Saturday morning, I slept in and awoke to the bad news that Mrs. Gianella’s glucometer broke at some point during the night and they had to get the hell to a town so they could check her blood sugar and would be able to make the trip. They had brought a water/shock-proof lantern for exploring a cave that we rather foolishly spelunked last year with one (non-waterproof) flashlight between four men. They entrusted me with the lantern and we sadly parted ways. The rest of us floated the Current River, which was up I’d guess seven or eight feet over last year at this time. As a result of the river’s swollen state, beaches were hard to find and the cave was underwater—the lantern, another waterproof flashlight, and my headlamp were all brought along for nothing. It was another gorgeous day on the river—even better than Friday. The Current is a colder river and with all the good beaches underwater, we made the trip in record time. Again, I didn’t see any river patrol and pulled yet another trash bag out of the river and took out with all three filled up with garbage that I found along the way. Early in the trip, one of my flip-flops broke that I repaired with a piece of scrap tie line I found floating down the river.
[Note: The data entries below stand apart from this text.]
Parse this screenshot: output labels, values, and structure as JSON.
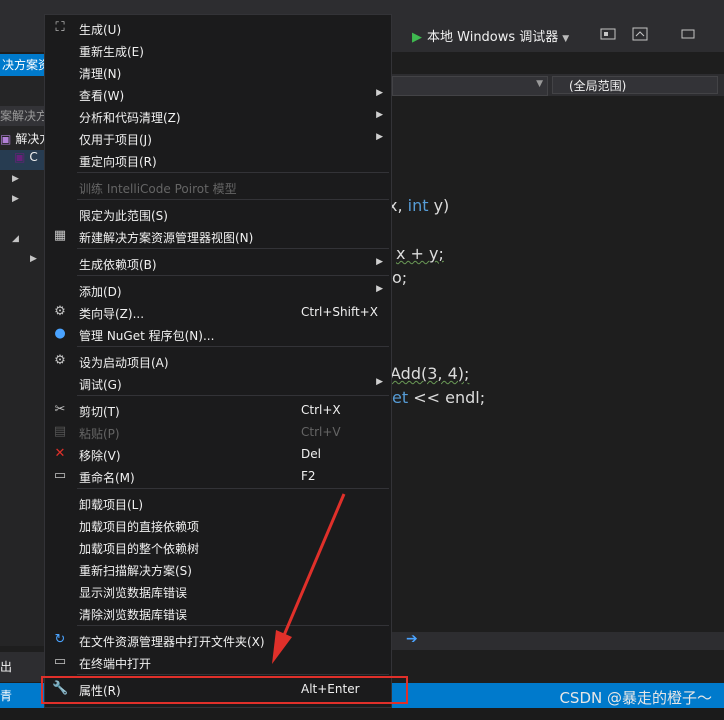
{
  "toolbar": {
    "run_label": "本地 Windows 调试器",
    "play_icon": "play-icon"
  },
  "solution_explorer": {
    "header": "决方案资",
    "search": "案解决方",
    "rows": [
      "解决方",
      "C",
      "",
      "",
      "",
      "",
      "",
      ""
    ]
  },
  "editor": {
    "scope_dropdown": "(全局范围)",
    "signature": {
      "text1": "x, ",
      "kw": "int",
      "text2": " y)"
    },
    "line_return": "x + y;",
    "line_semicolon": "o;",
    "line_call": "Add(3, 4);",
    "line_cout": {
      "kw": "et",
      "rest": " << endl;"
    }
  },
  "context_menu": {
    "items": [
      {
        "label": "生成(U)",
        "icon": "build-icon"
      },
      {
        "label": "重新生成(E)"
      },
      {
        "label": "清理(N)"
      },
      {
        "label": "查看(W)",
        "submenu": true
      },
      {
        "label": "分析和代码清理(Z)",
        "submenu": true
      },
      {
        "label": "仅用于项目(J)",
        "submenu": true
      },
      {
        "label": "重定向项目(R)"
      },
      {
        "label": "训练 IntelliCode Poirot 模型",
        "disabled": true
      },
      {
        "label": "限定为此范围(S)"
      },
      {
        "label": "新建解决方案资源管理器视图(N)",
        "icon": "new-view-icon"
      },
      {
        "label": "生成依赖项(B)",
        "submenu": true
      },
      {
        "label": "添加(D)",
        "submenu": true
      },
      {
        "label": "类向导(Z)...",
        "shortcut": "Ctrl+Shift+X",
        "icon": "class-wizard-icon"
      },
      {
        "label": "管理 NuGet 程序包(N)...",
        "icon": "nuget-icon"
      },
      {
        "label": "设为启动项目(A)",
        "icon": "gear-icon"
      },
      {
        "label": "调试(G)",
        "submenu": true
      },
      {
        "label": "剪切(T)",
        "shortcut": "Ctrl+X",
        "icon": "scissors-icon"
      },
      {
        "label": "粘贴(P)",
        "shortcut": "Ctrl+V",
        "disabled": true,
        "icon": "paste-icon"
      },
      {
        "label": "移除(V)",
        "shortcut": "Del",
        "icon": "remove-icon"
      },
      {
        "label": "重命名(M)",
        "shortcut": "F2",
        "icon": "rename-icon"
      },
      {
        "label": "卸载项目(L)"
      },
      {
        "label": "加载项目的直接依赖项"
      },
      {
        "label": "加载项目的整个依赖树"
      },
      {
        "label": "重新扫描解决方案(S)"
      },
      {
        "label": "显示浏览数据库错误"
      },
      {
        "label": "清除浏览数据库错误"
      },
      {
        "label": "在文件资源管理器中打开文件夹(X)",
        "icon": "open-folder-icon"
      },
      {
        "label": "在终端中打开",
        "icon": "terminal-icon"
      },
      {
        "label": "属性(R)",
        "shortcut": "Alt+Enter",
        "icon": "wrench-icon"
      }
    ]
  },
  "output_tab": "出",
  "status_left": "青",
  "watermark": "CSDN @暴走的橙子～",
  "colors": {
    "accent": "#007acc",
    "highlight_box": "#e0302a",
    "menu_bg": "#1b1b1c",
    "keyword": "#569cd6"
  }
}
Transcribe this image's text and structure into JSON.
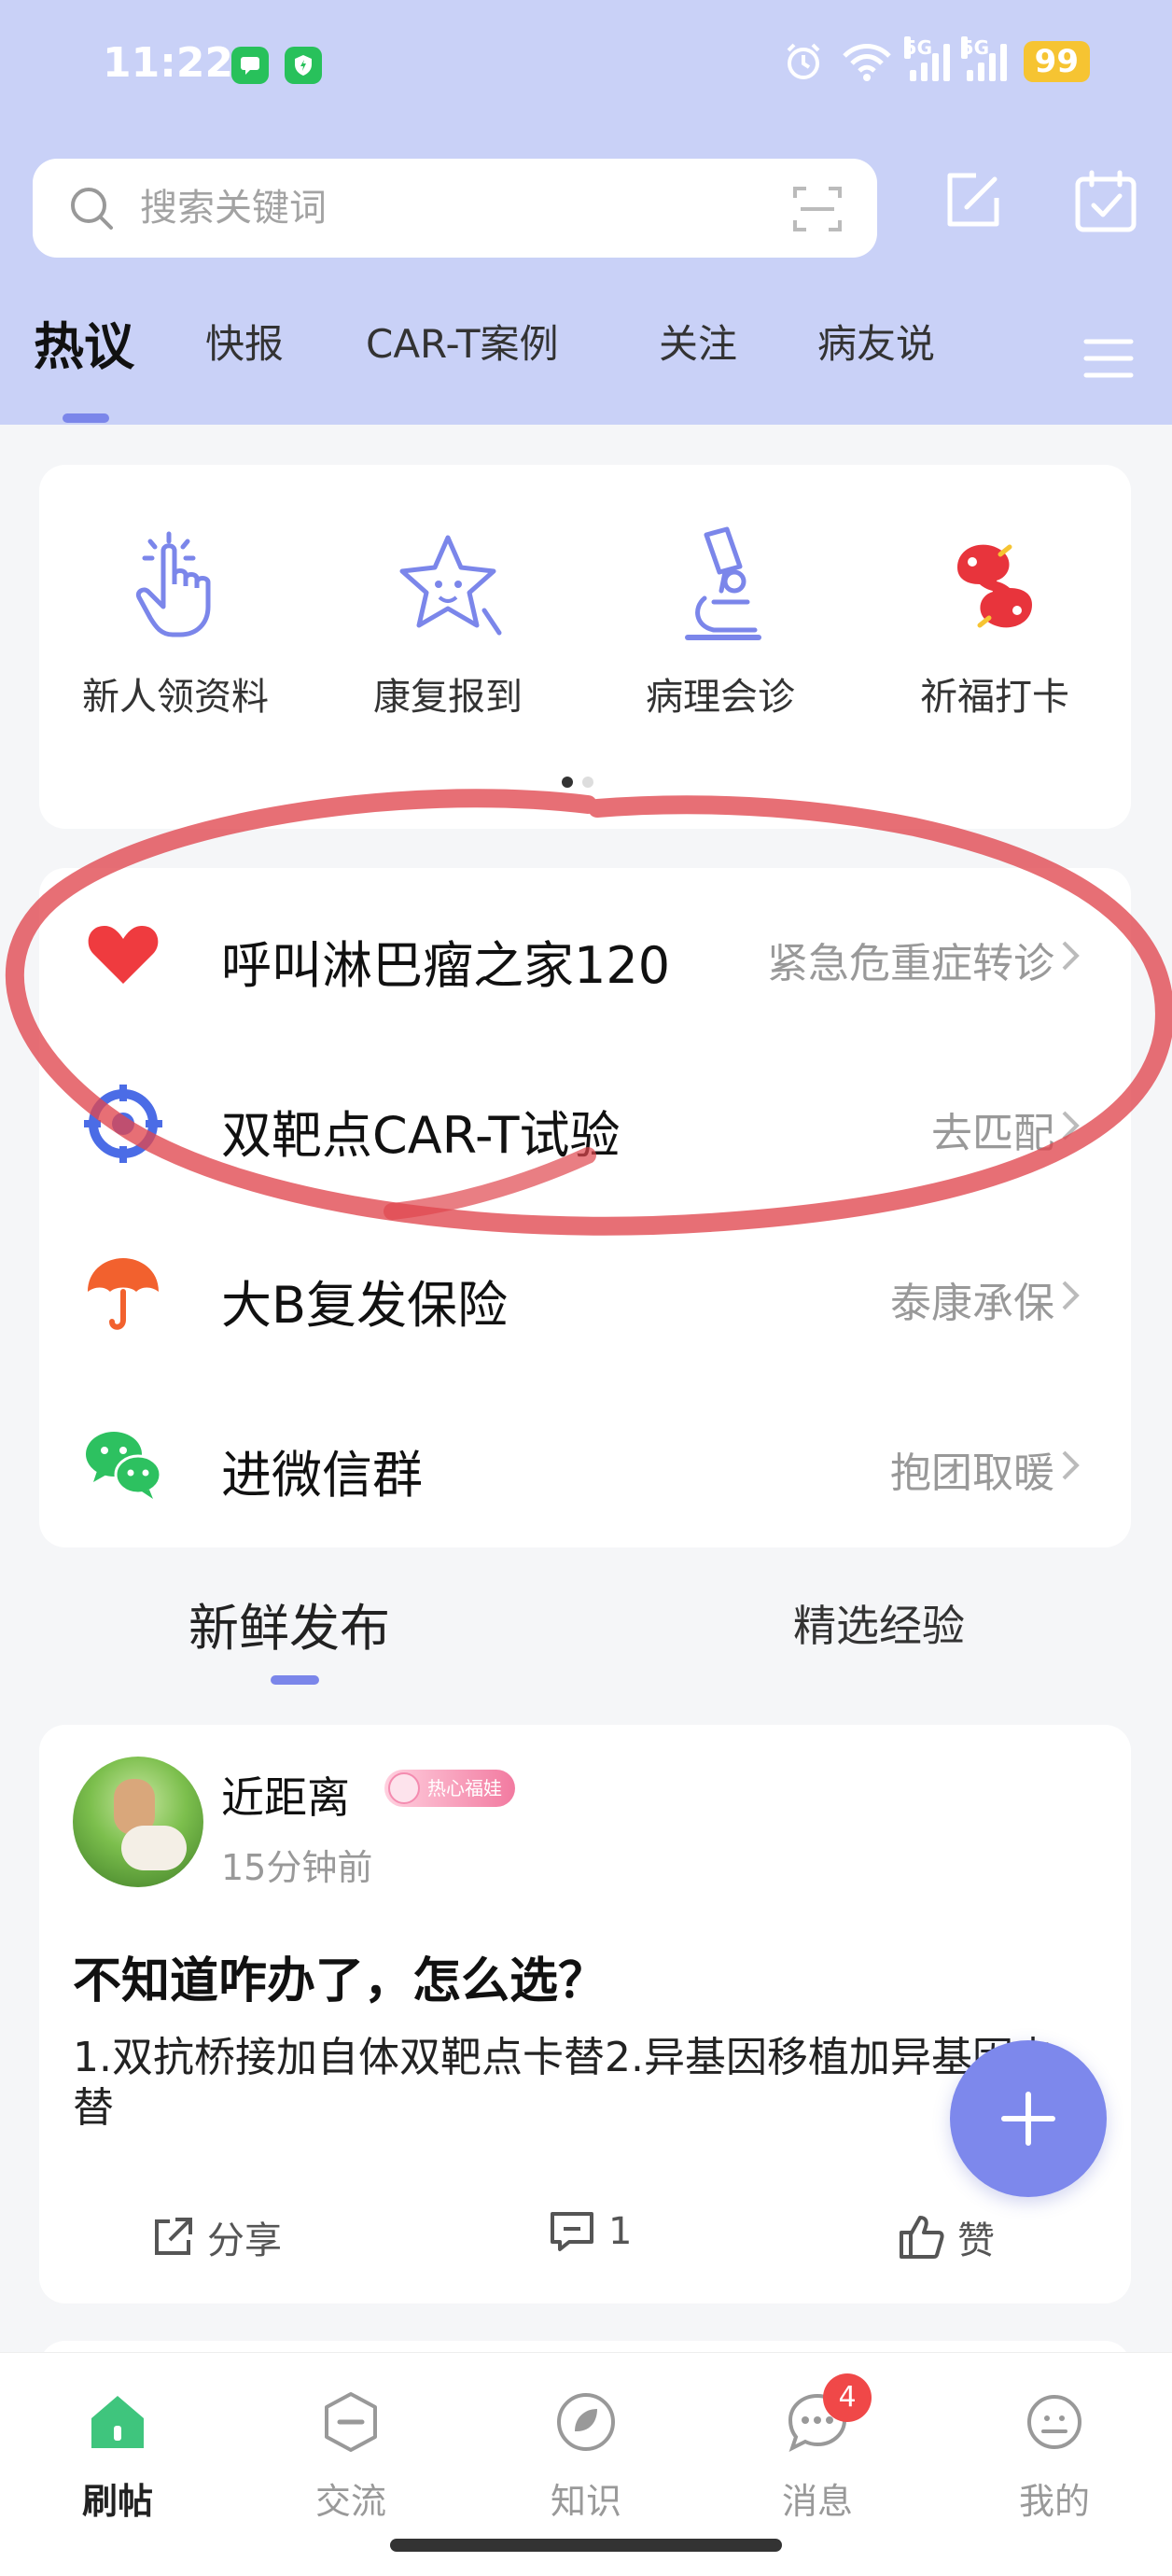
{
  "status_bar": {
    "time": "11:22",
    "network": [
      "5G",
      "5G"
    ],
    "battery": "99"
  },
  "header": {
    "search_placeholder": "搜索关键词",
    "tabs": [
      "热议",
      "快报",
      "CAR-T案例",
      "关注",
      "病友说"
    ]
  },
  "quick_actions": [
    {
      "label": "新人领资料",
      "icon": "hand-tap-icon"
    },
    {
      "label": "康复报到",
      "icon": "star-face-icon"
    },
    {
      "label": "病理会诊",
      "icon": "microscope-icon"
    },
    {
      "label": "祈福打卡",
      "icon": "koi-fish-icon"
    }
  ],
  "service_list": [
    {
      "title": "呼叫淋巴瘤之家120",
      "subtitle": "紧急危重症转诊",
      "icon": "heart-icon"
    },
    {
      "title": "双靶点CAR-T试验",
      "subtitle": "去匹配",
      "icon": "target-icon"
    },
    {
      "title": "大B复发保险",
      "subtitle": "泰康承保",
      "icon": "umbrella-icon"
    },
    {
      "title": "进微信群",
      "subtitle": "抱团取暖",
      "icon": "wechat-icon"
    }
  ],
  "feed_tabs": [
    "新鲜发布",
    "精选经验"
  ],
  "post": {
    "username": "近距离",
    "badge": "热心福娃",
    "time": "15分钟前",
    "title": "不知道咋办了，怎么选？",
    "body": "1.双抗桥接加自体双靶点卡替2.异基因移植加异基因卡替",
    "share_label": "分享",
    "comment_count": "1",
    "like_label": "赞"
  },
  "bottom_nav": [
    {
      "label": "刷帖",
      "icon": "home-icon",
      "active": true
    },
    {
      "label": "交流",
      "icon": "chat-minus-icon"
    },
    {
      "label": "知识",
      "icon": "leaf-icon"
    },
    {
      "label": "消息",
      "icon": "message-icon",
      "badge": "4"
    },
    {
      "label": "我的",
      "icon": "profile-icon"
    }
  ],
  "colors": {
    "header_bg": "#c9d1f7",
    "accent": "#7b86ea",
    "badge_red": "#f04848",
    "annotation": "#e0474e"
  }
}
I jumped off a rock a few times and saw people jumping off cliffs. I narrowly missed some drunken idiots jumping off a bridge overpass. The fall would have been a little over twenty feet and the water depth was woefully inadequate to decelerate 180 pounds moving at that speed. I thought they were joking, the idea of jumping off that bridge so preposterous. Some of the people back at camp had seen one of the idiots jump off about twenty feet in front of their canoe. The comment was made that he’ll have an answer next time his mom asks him if he’d jump off a bridge if his best friend did.

Saturday night it rained. Hard. There was a torrential thunderstorm that soaked the campsite and flooded a few tents. The campfire was put out in a hurry and we all huddled under the pop-fly as lightning crackled above and rain pelted down. A few of us dragged supplies up to a nearby pavilion where we made a small fire in the fireplace and had a good old time drinking beer and watching the storm. My tent was perfectly dry inside since I use this stuff and pitched it away from anywhere it looked water would run on the ground.

Sunday morning, I woke up and packed up all my gear. One of my fellow campers gave my car a jump to get it started. The anti-lock brake light was still on and not long after leaving camp, my battery light came on. A half-hour of white-knuckle driving on the curvy roads between Round Spring and Salem later, I found an auto-repair shop with a garage door open. The place was closed on Sundays, but the owner was there catching up on work and agreed to take a look at the battery cable for me. He hooked it up to his meter and verified that the alternator was recharging the battery under load first. Then he cut back the bad cable with some diagonals, cleaned out all the corrosive nasty with a wire brush, tape the wires together, and bolted them back to the terminal clamp. The car started beautifully, all the warning lights went off, and my relief was enormous. The man refused any money for his help and bade me farewell, returning to his work. That’s a hell of a guy right there.